UK national debt continues to grow as the government spends more and more money to combat the ongoing Covid-19 pandemic.
Government debt in August grew by another £35.9 billion, pushing total UK debt up to an eye-watering £2.024 trillion – the highest figure in history for Britain.
This means that UK debt is now bigger than the entire UK economy, and puts debt versus GDP at it’s highest since the 1960’s, when the UK was still paying off the astronomical debt incurred during the second world war.
Source: Office for National Statistics
The growing UK debt will have weighed heavily on Chancellor Rishi Sunak’s announcement yesterday of a new raft of financial support for workers as the government’s Job Retention (Furlough) scheme ends next month.

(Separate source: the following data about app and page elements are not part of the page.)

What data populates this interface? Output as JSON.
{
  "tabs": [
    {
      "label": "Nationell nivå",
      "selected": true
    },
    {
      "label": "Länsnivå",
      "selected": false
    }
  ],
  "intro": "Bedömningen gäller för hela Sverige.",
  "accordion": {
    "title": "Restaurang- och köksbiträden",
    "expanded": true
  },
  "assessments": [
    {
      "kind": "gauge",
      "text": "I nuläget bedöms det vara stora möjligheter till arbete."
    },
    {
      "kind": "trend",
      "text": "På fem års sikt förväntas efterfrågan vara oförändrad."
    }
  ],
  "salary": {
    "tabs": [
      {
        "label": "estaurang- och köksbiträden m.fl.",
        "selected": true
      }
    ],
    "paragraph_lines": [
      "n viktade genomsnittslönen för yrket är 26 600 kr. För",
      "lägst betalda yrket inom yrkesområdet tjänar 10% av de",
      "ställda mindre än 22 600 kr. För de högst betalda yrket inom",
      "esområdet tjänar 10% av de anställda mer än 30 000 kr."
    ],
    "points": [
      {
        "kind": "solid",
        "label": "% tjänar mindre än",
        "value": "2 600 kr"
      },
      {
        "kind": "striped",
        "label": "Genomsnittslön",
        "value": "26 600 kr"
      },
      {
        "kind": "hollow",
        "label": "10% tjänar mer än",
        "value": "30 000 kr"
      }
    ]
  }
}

With the government paying billions in furloughed staff wages, the Chancellor has been firm in his refusal to extend the scheme. With businesses warning of an expected surge in unemployment when the scheme ends however, the Chancellor clearly felt that doing nothing would be just as costly.
Meeting in the middle, Sunak announced a new six-month wage top up scheme which will see the government paying a much lower portion of wages, and only for those who can work at least part-time.
The news will have been welcome for some businesses impacted by the new restrictions brought in for the UK this week. Others however have warned the new scheme will still not be enough to save jobs in industries where work has disappeared.
The question of how such unprecedented spending will be recouped it still to be answered, and with the Autumn budget now officially cancelled it seems the focus for the Chancellor is how to keep the UK’s economy as strong as possible, rather than how to pay for it.
Tax rises and reduced public spending are the simple answer, but the form they will take could be important for investors thinking about the future now. Increased taxes will make VAT and CGT-free investment products like gold coins more appealing, whilst reduced public spending could see state pensions shrink even further.
Historically low interest rates give the Chancellor the opportunity to continue borrow if he decides it’s needed, but he will be painfully aware that when it comes time to pay the bill, it is likely to be an astronomical figure that will undoubtedly set back the UK’s spending options in the future.